One of the stranger elements of the rise of the tea party movement has been its odd mix of politics and money-making schemes. Take the Tea Party Patriots, a national umbrella group that claims to represent more than 15 million activists nationwide. Last week, TPP launched a series of TV ads in Kentucky encouraging voters to put “Tea Party Patriots” signs in their yards before the election. The ads are part of a new push by the TPP to get tea partiers to the polls in November. The group hopes to install 1 million TPP signs on lawns across the country before the election in an effort to “increase the visibility of the tea party movement,” according to a press release.
The timing and placement of the ads and the campaign kickoff is interesting, though, given that Kentucky is also home to Rand Paul, one of the tea party’s biggest stars. Paul is running for the senate as a Republican. TPP is a nonprofit, and as such, it can’t endorse candidates specifically, but it can put generic tea party signs on lawns across the state that might be interpreted as supporting Paul. Sally Oljar, a Tea Party Patriots national coordinator in Seattle, insists that the campaign wasn’t done with Paul in mind. “Our goal is of course to leave no stone unturned in our get out the vote campaign,” she says, but notes that it was “not our inention to affect Paul’s campaign.” Oljar says that the idea for the campaign came from the yard sign company itself and that TPP “decided this would be a good way to raise our profile.”

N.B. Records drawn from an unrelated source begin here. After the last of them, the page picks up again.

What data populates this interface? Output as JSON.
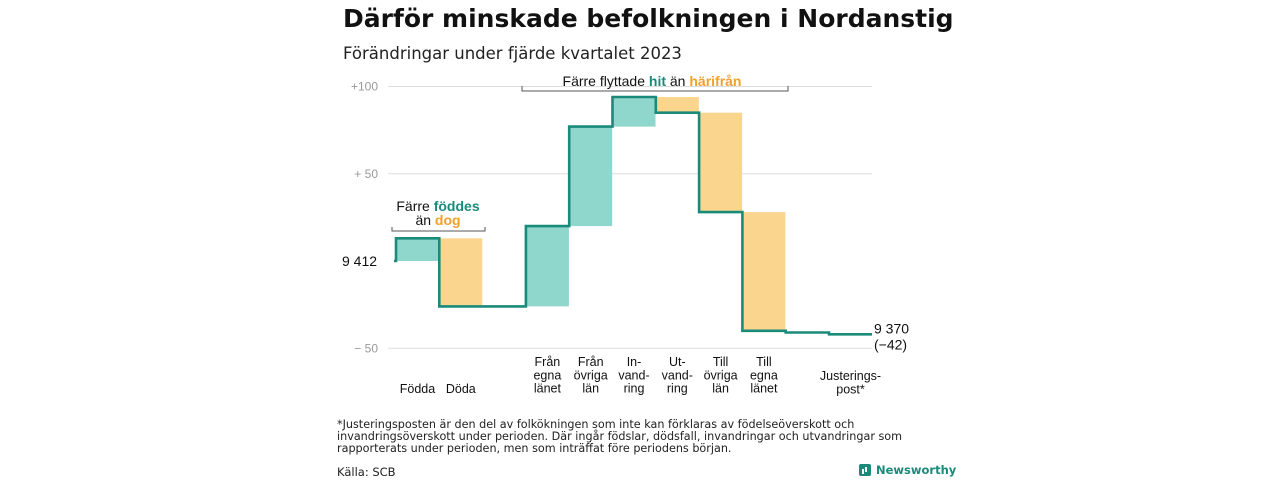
{
  "title": "Därför minskade befolkningen i Nordanstig",
  "subtitle": "Förändringar under fjärde kvartalet 2023",
  "footnote": "*Justeringsposten är den del av folkökningen som inte kan förklaras av födelseöverskott och invandringsöverskott under perioden. Där ingår födslar, dödsfall, invandringar och utvandringar som rapporterats under perioden, men som inträffat före periodens början.",
  "source": "Källa: SCB",
  "brand": "Newsworthy",
  "colors": {
    "increase": "#8fd6cc",
    "decrease": "#fad58e",
    "line": "#1a8a7a",
    "accent_teal": "#1a8a7a",
    "accent_orange": "#f2a02a",
    "grid": "#dddddd"
  },
  "annotations": {
    "birth": {
      "line1": "Färre",
      "hl1": "föddes",
      "line2": "än",
      "hl2": "dog"
    },
    "migration": {
      "pre": "Färre flyttade",
      "hl1": "hit",
      "mid": "än",
      "hl2": "härifrån"
    }
  },
  "chart_data": {
    "type": "waterfall",
    "start_value": 9412,
    "start_label": "9 412",
    "end_value": 9370,
    "end_label": "9 370",
    "end_change_label": "(−42)",
    "ylim": [
      -50,
      100
    ],
    "yticks": [
      {
        "value": 100,
        "label": "+100"
      },
      {
        "value": 50,
        "label": "+  50"
      },
      {
        "value": 0,
        "label": ""
      },
      {
        "value": -50,
        "label": "−  50"
      }
    ],
    "categories": [
      {
        "label": [
          "Födda"
        ],
        "value": 13
      },
      {
        "label": [
          "Döda"
        ],
        "value": -39
      },
      {
        "label": [],
        "value": 0
      },
      {
        "label": [
          "Från",
          "egna",
          "länet"
        ],
        "value": 46
      },
      {
        "label": [
          "Från",
          "övriga",
          "län"
        ],
        "value": 57
      },
      {
        "label": [
          "In-",
          "vand-",
          "ring"
        ],
        "value": 17
      },
      {
        "label": [
          "Ut-",
          "vand-",
          "ring"
        ],
        "value": -9
      },
      {
        "label": [
          "Till",
          "övriga",
          "län"
        ],
        "value": -57
      },
      {
        "label": [
          "Till",
          "egna",
          "länet"
        ],
        "value": -68
      },
      {
        "label": [],
        "value": -1
      },
      {
        "label": [
          "Justerings-",
          "post*"
        ],
        "value": -1
      }
    ]
  }
}
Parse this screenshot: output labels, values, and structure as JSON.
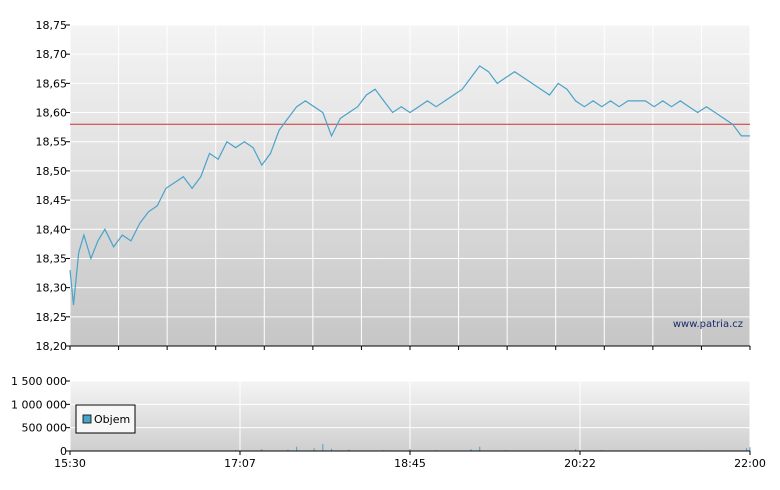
{
  "watermark": "www.patria.cz",
  "colors": {
    "series": "#4aa3c8",
    "reference": "#d03030",
    "grid": "#ffffff",
    "axis": "#000000"
  },
  "chart_data": [
    {
      "type": "line",
      "title": "",
      "xlabel": "",
      "ylabel": "",
      "ylim": [
        18.2,
        18.75
      ],
      "yticks": [
        "18,75",
        "18,70",
        "18,65",
        "18,60",
        "18,55",
        "18,50",
        "18,45",
        "18,40",
        "18,35",
        "18,30",
        "18,25",
        "18,20"
      ],
      "reference_line": 18.58,
      "grid": true,
      "x_time_range": [
        "15:30",
        "22:00"
      ],
      "series": [
        {
          "x": [
            "15:30",
            "15:32",
            "15:35",
            "15:38",
            "15:42",
            "15:46",
            "15:50",
            "15:55",
            "16:00",
            "16:05",
            "16:10",
            "16:15",
            "16:20",
            "16:25",
            "16:30",
            "16:35",
            "16:40",
            "16:45",
            "16:50",
            "16:55",
            "17:00",
            "17:05",
            "17:10",
            "17:15",
            "17:20",
            "17:25",
            "17:30",
            "17:35",
            "17:40",
            "17:45",
            "17:50",
            "17:55",
            "18:00",
            "18:05",
            "18:10",
            "18:15",
            "18:20",
            "18:25",
            "18:30",
            "18:35",
            "18:40",
            "18:45",
            "18:50",
            "18:55",
            "19:00",
            "19:05",
            "19:10",
            "19:15",
            "19:20",
            "19:25",
            "19:30",
            "19:35",
            "19:40",
            "19:45",
            "19:50",
            "19:55",
            "20:00",
            "20:05",
            "20:10",
            "20:15",
            "20:20",
            "20:25",
            "20:30",
            "20:35",
            "20:40",
            "20:45",
            "20:50",
            "20:55",
            "21:00",
            "21:05",
            "21:10",
            "21:15",
            "21:20",
            "21:25",
            "21:30",
            "21:35",
            "21:40",
            "21:45",
            "21:50",
            "21:55",
            "22:00"
          ],
          "values": [
            18.33,
            18.27,
            18.36,
            18.39,
            18.35,
            18.38,
            18.4,
            18.37,
            18.39,
            18.38,
            18.41,
            18.43,
            18.44,
            18.47,
            18.48,
            18.49,
            18.47,
            18.49,
            18.53,
            18.52,
            18.55,
            18.54,
            18.55,
            18.54,
            18.51,
            18.53,
            18.57,
            18.59,
            18.61,
            18.62,
            18.61,
            18.6,
            18.56,
            18.59,
            18.6,
            18.61,
            18.63,
            18.64,
            18.62,
            18.6,
            18.61,
            18.6,
            18.61,
            18.62,
            18.61,
            18.62,
            18.63,
            18.64,
            18.66,
            18.68,
            18.67,
            18.65,
            18.66,
            18.67,
            18.66,
            18.65,
            18.64,
            18.63,
            18.65,
            18.64,
            18.62,
            18.61,
            18.62,
            18.61,
            18.62,
            18.61,
            18.62,
            18.62,
            18.62,
            18.61,
            18.62,
            18.61,
            18.62,
            18.61,
            18.6,
            18.61,
            18.6,
            18.59,
            18.58,
            18.56,
            18.56
          ]
        }
      ]
    },
    {
      "type": "bar",
      "title": "",
      "legend": [
        "Objem"
      ],
      "ylim": [
        0,
        1500000
      ],
      "yticks": [
        "1 500 000",
        "1 000 000",
        "500 000",
        "0"
      ],
      "xticks": [
        "15:30",
        "17:07",
        "18:45",
        "20:22",
        "22:00"
      ],
      "grid": true,
      "series": [
        {
          "name": "Objem",
          "x": [
            "17:05",
            "17:20",
            "17:35",
            "17:40",
            "17:50",
            "17:55",
            "18:00",
            "18:10",
            "18:30",
            "18:45",
            "19:00",
            "19:20",
            "19:25",
            "19:40",
            "20:05",
            "20:20",
            "20:35",
            "21:00",
            "21:30",
            "21:58",
            "22:00"
          ],
          "values": [
            20000,
            40000,
            30000,
            90000,
            60000,
            150000,
            50000,
            30000,
            20000,
            40000,
            20000,
            40000,
            90000,
            20000,
            15000,
            40000,
            20000,
            15000,
            15000,
            60000,
            80000
          ]
        }
      ]
    }
  ]
}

The sign-maker in question is the Spalding Group, a Kentucky-based firm that bills itself as “the Republican source for web, print and design,” and boasts that it has supplied signs and other paraphenalia (all of it made-in-America) to the past six Republican presidential campaigns. The company was founded by Ted Jackson, a former Reagan administration official who has been involved in Republican politics for 25 years. Spalding hosts TPP’s online store, where tea party activists can load up on various “Don’t tread on me” t-shirts and other TPP merchandise, including yard signs, which run for $8.95 a piece (and include a bumper sticker and political button with each purchase). Spalding paid for the TV ads TPP ran in Kentucky.
The TPP yard-sign marketing effort isn’t the first time that Jackson has run a “million” campaign for a candidate or group. In 2008, he gave away a million “NOBAMA” bumper stickers as part of a plug for Spalding’s online store for John McCain in response to the liberal group MoveOn.org’s pro-Obama bumper sticker giveaway. In 2005, Spalding gave away 1 million bumper stickers for its anti-gay marriage client Alliance for Marriage. Explaining the giveaway, Jackson said at the time, “It is difficult to create a grass-roots movement without materials that allow people to publicly identify with the issue,” a comment that sounds pretty much like what he says about his company’s work with TPP.
As for whether the yard sign effort is a sneaky way to campaign for Rand Paul, Jackson says the reason his firm launched the tea party ads in Kentucky was a simple one: “That’s where we are.” Of course, he recognizes the potential boost the tea party signs might offer to Paul.
“I think if somebody’s putting a tea party sign in their yard that’s very likely a vote for Rand Paul,” he says. Jackson’s firm actually worked for Paul’s opponent, Jackson’s “good friend” Trey Grayson in the GOP primary. But now that Paul is the Repubilcan nominee, Jackson plans to vote for him. Meanwhile, he says, the TPP ads, which only ran for a few days last week, were so successful that his company is planning to expand them to other markets in Florida, Ohio, and California.
Jackson isn’t just helping TPP out of the goodness of his heart (which he acknowledges). He would like the TPP store to corner the market on tea party gear, which is now sold in a host of different places. He thinks tea party activists need a central shopping site online. It’s a potentially lucrative business. If the company’s television advertising succeeds in getting tea partiers to buy a million signs, that translates into $8 or $9 million in business for his company and a nice chunk of change for the Tea Party Patriots, which receives some of the proceeds. (Neither Jackson nor Oljar would divulge what the TPP percentage is on the store sales, but Jackson says “it’s significant.”) The potential fundaising doesn’t quite put TPP in the league of FreedomWorks, the group led by former House Minority Leader Dick Armey and funded by corporate donations, but it’s not bad for a barely year-old group that claims to be a grassroots organization. And who knows? All those yard signs might just help get Rand Paul elected to the U.S. Senate.